高石:想定していたエンドユーザーである30代の子育て世代の方々に多くご来場いただけたことはもちろん、BtoB(企業間取引)の面でも非常に有効活用できました。東京駅直結という立地は、地方から出張で来られるバイヤー様にとっても立ち寄りやすく、「出張の合間に少し時間が空いたから」といった感覚でご案内がしやすかったです。
実際に期間中、5社ほどのバイヤー様にご来場いただき、併設されたカフェスペースでコーヒーを飲みながら商談を行いました。普段の会議室とは違う、商品に囲まれた雰囲気の中で話が弾み、非常に良い商談の機会となりました。お客様へのアピールだけでなく、卸先企業様へのプレゼンテーションの場としても機能したことは、大きな収穫でしたね。
プロの接客から得た「伝える言葉」と、データで見えた新たな課題
Q.明日見世の店舗スタッフの接客や、得られた成果についてはいかがでしたか。
高石:店舗スタッフの皆様の接客は非常に丁寧で、私たち自身も大変勉強になりました。特に印象的だったのは、商品の魅力を一言で伝えるためのキーワード選びです。店舗スタッフの方々がチームで話し合い、「アッフルソルベチェア」の良さを補足する言葉「子ども用のものを買うとき、いつもとは選ぶ視点が変わる?」を店頭に掲示してくださったのですが、それがお客様に非常に響いていたという報告を受けています。
メーカー側の視点だけでは気づきにくい、客観的な視点から商品の魅力を学べたことは、今後のプロモーションの参考となる大きな収穫でした。

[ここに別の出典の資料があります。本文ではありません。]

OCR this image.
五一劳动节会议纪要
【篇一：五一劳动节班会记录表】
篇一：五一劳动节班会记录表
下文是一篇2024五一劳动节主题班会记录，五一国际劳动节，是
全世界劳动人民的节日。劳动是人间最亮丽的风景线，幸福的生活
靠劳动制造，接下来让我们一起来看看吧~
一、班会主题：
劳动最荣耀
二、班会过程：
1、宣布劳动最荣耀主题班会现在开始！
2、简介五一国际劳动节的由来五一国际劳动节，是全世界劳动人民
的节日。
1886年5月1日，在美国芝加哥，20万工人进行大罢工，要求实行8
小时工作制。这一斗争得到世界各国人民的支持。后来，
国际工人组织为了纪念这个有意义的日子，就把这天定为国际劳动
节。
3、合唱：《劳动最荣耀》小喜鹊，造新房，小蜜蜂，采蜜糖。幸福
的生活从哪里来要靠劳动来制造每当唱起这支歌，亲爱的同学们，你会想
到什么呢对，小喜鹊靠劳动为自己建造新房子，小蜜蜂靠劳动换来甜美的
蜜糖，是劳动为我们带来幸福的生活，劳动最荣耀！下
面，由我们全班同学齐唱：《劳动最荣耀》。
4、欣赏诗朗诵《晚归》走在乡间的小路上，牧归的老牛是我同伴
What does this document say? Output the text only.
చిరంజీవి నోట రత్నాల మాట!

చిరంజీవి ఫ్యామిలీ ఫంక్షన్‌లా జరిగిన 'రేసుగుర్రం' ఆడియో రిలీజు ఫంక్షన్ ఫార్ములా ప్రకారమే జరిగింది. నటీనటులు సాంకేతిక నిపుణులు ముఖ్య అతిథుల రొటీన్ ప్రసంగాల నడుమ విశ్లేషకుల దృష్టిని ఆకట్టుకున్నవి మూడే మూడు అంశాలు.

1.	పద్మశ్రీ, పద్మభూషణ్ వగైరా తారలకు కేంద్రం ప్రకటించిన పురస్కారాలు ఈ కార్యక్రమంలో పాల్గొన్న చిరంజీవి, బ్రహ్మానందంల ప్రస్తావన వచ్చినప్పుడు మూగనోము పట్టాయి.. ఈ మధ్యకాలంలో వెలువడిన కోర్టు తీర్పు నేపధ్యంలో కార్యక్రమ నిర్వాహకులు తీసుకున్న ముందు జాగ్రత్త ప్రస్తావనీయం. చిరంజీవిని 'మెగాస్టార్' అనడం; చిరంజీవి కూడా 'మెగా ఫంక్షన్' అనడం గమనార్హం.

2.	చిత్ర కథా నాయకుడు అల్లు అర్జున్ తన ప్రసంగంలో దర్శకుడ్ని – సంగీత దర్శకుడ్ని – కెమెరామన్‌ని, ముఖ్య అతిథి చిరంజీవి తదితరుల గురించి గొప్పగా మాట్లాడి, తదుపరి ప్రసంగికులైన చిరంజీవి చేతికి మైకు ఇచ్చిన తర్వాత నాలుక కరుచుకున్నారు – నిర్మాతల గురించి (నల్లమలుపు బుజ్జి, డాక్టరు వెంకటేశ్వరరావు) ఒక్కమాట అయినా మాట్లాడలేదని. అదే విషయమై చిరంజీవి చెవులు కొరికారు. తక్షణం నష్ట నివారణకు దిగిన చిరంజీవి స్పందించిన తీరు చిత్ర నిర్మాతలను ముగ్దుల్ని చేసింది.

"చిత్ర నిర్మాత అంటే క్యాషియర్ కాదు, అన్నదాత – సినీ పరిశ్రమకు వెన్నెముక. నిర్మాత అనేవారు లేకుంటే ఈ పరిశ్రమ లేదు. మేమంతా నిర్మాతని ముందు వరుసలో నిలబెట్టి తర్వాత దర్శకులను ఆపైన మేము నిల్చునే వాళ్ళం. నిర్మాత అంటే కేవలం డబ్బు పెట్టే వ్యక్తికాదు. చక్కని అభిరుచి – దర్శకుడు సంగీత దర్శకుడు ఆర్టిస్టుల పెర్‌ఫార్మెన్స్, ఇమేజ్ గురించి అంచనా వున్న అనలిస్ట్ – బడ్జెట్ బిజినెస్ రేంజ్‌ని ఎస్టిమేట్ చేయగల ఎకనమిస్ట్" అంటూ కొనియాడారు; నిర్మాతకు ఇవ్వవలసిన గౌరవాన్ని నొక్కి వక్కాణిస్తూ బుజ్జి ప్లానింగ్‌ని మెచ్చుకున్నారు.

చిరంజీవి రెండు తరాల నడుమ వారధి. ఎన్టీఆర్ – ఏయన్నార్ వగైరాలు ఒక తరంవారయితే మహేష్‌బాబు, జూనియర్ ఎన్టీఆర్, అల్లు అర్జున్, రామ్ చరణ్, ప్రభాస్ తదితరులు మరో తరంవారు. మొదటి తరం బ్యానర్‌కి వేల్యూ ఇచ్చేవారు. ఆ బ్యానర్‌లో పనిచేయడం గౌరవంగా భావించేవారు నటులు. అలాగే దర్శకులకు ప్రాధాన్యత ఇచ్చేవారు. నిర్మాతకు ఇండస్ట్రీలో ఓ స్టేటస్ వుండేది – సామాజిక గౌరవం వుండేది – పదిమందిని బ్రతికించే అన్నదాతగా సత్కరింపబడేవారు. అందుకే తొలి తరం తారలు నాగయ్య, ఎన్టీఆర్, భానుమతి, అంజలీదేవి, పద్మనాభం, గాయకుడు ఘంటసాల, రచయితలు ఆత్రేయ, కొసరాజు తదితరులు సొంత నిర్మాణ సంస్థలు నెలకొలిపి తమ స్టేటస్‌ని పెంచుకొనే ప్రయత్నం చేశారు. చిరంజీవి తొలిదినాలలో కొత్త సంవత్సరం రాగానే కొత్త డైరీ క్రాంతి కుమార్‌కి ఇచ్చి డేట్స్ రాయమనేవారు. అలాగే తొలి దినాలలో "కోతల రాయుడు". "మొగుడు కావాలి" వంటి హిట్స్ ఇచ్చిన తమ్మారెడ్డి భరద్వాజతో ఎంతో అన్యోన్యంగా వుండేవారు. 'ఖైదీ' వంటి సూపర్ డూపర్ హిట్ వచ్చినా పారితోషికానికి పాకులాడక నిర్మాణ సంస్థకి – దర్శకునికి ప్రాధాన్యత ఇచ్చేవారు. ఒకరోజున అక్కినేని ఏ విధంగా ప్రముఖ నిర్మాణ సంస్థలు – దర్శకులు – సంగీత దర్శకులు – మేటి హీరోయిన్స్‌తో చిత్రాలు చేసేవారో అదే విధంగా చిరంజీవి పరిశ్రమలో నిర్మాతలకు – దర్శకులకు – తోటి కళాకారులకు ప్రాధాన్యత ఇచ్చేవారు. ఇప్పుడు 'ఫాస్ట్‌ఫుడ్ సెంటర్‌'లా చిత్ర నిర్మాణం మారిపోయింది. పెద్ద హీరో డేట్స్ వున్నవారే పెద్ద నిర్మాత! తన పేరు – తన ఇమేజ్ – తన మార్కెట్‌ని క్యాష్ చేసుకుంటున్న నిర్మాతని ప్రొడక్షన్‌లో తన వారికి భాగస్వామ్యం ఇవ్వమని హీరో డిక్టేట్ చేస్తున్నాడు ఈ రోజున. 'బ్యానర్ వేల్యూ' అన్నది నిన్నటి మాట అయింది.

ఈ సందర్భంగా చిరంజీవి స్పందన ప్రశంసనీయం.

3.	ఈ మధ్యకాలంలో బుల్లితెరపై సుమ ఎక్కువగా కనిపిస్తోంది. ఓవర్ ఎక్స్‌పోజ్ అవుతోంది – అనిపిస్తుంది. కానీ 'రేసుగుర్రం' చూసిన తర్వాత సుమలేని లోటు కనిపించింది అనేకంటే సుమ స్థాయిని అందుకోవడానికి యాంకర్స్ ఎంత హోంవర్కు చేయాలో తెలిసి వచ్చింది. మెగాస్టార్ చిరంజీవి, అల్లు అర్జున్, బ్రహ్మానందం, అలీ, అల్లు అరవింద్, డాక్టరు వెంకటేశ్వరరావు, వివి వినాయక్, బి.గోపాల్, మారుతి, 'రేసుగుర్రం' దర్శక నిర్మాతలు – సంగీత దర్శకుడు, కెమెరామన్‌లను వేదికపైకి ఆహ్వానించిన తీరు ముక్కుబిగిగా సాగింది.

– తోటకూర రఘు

また成果という点では、出品期間中にECサイトへの訪問数が大きく伸びており、認知拡大の効果を実感しました。一方で、流入数は増えたものの、最終的な購入へのつながりが想定よりも弱かったという課題も明確になりました。商品はいいなと思っていただいた後、購入の決め手となる何かが足りていないという事実は、レポートの分析を通じて初めて見えてきた弊社の真の課題です。
この課題をネガティブに捉えるのではなく、今後の商品ページの見直しやアプローチの改善に活かしたいと考えています。

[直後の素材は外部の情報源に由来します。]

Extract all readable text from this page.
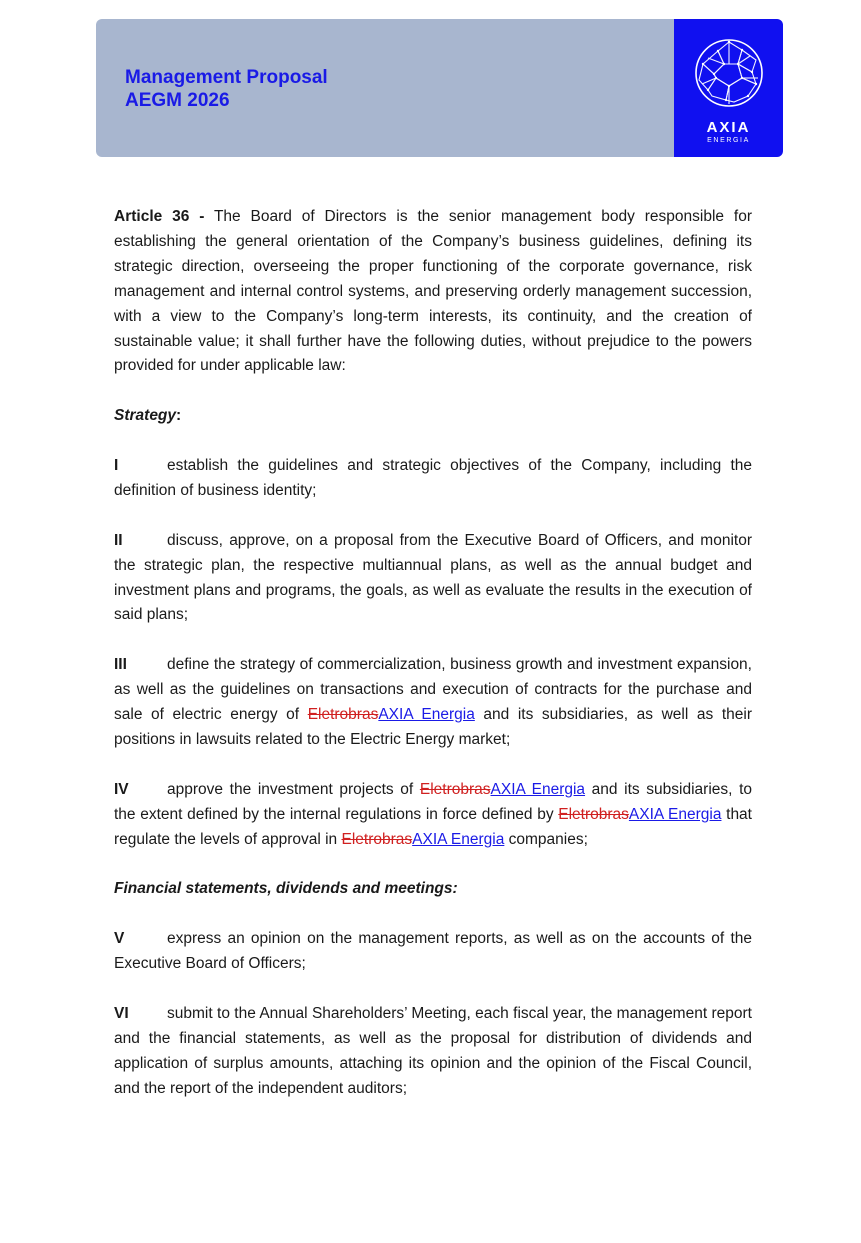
Management Proposal
AEGM 2026
AXIA
ENERGIA

Article 36 - The Board of Directors is the senior management body responsible for establishing the general orientation of the Company’s business guidelines, defining its strategic direction, overseeing the proper functioning of the corporate governance, risk management and internal control systems, and preserving orderly management succession, with a view to the Company’s long-term interests, its continuity, and the creation of sustainable value; it shall further have the following duties, without prejudice to the powers provided for under applicable law:

Strategy:

I	establish the guidelines and strategic objectives of the Company, including the definition of business identity;

II	discuss, approve, on a proposal from the Executive Board of Officers, and monitor the strategic plan, the respective multiannual plans, as well as the annual budget and investment plans and programs, the goals, as well as evaluate the results in the execution of said plans;

III	define the strategy of commercialization, business growth and investment expansion, as well as the guidelines on transactions and execution of contracts for the purchase and sale of electric energy of EletrobrasAXIA Energia and its subsidiaries, as well as their positions in lawsuits related to the Electric Energy market;

IV approve the investment projects of EletrobrasAXIA Energia and its subsidiaries, to the extent defined by the internal regulations in force defined by EletrobrasAXIA Energia that regulate the levels of approval in EletrobrasAXIA Energia companies;

Financial statements, dividends and meetings:

V	express an opinion on the management reports, as well as on the accounts of the Executive Board of Officers;

VI submit to the Annual Shareholders’ Meeting, each fiscal year, the management report and the financial statements, as well as the proposal for distribution of dividends and application of surplus amounts, attaching its opinion and the opinion of the Fiscal Council, and the report of the independent auditors;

次回はプランをアップグレード。総力を挙げて新規顧客獲得へ
Q.次回の出品に向けて、プランをランクアップされた理由と今後の展望を教えてください。
高石:次回は、通常のプランからスペースを拡大したプランへとランクアップして出品することを決めました。その理由は、「affel sorbet」単体ではなく、大和屋をいかに知ってもらうか。メーカーとしての認知と世界観、体験をしっかり作りたいと考えたからです。
弊社はベビーベッドからベビーチェア、キッズ家具まで、0歳から6歳までのお子様向けの家具を作っているメーカーです。そのことをお伝えするためにも、より広いスペースを使ってトータルコーディネートを見せられる売り場を作りたいと考えています。今回の出品で得られた手応えを元に、さらに多くのお客様に大和屋の価値を知っていただき、新規顧客獲得につなげる。次回はまさに、そのための「総力戦」として位置付けています。
Q.明日見世への出品を検討されている方にメッセージをお願いします。
高石:関東での実店舗展開の経験がない企業や、実際に商品を見ていただくことで良さが伝わる商品をお持ちの企業様には、ぜひおすすめしたいです。明日見世は、商品を体験できる売り場としてこれ以上ない環境が整っています。「商品を魅力的に見せる環境」や「プロによる接客」を補完していただけるため、商品にポテンシャルがあるのに伝える場がないと悩んでいる企業様にとっては、大きなチャンスになるはずです。
私たちも今回の経験を糧に、引き続き実店舗の強化と顧客体験の向上に取り組んでいきたいと考えています。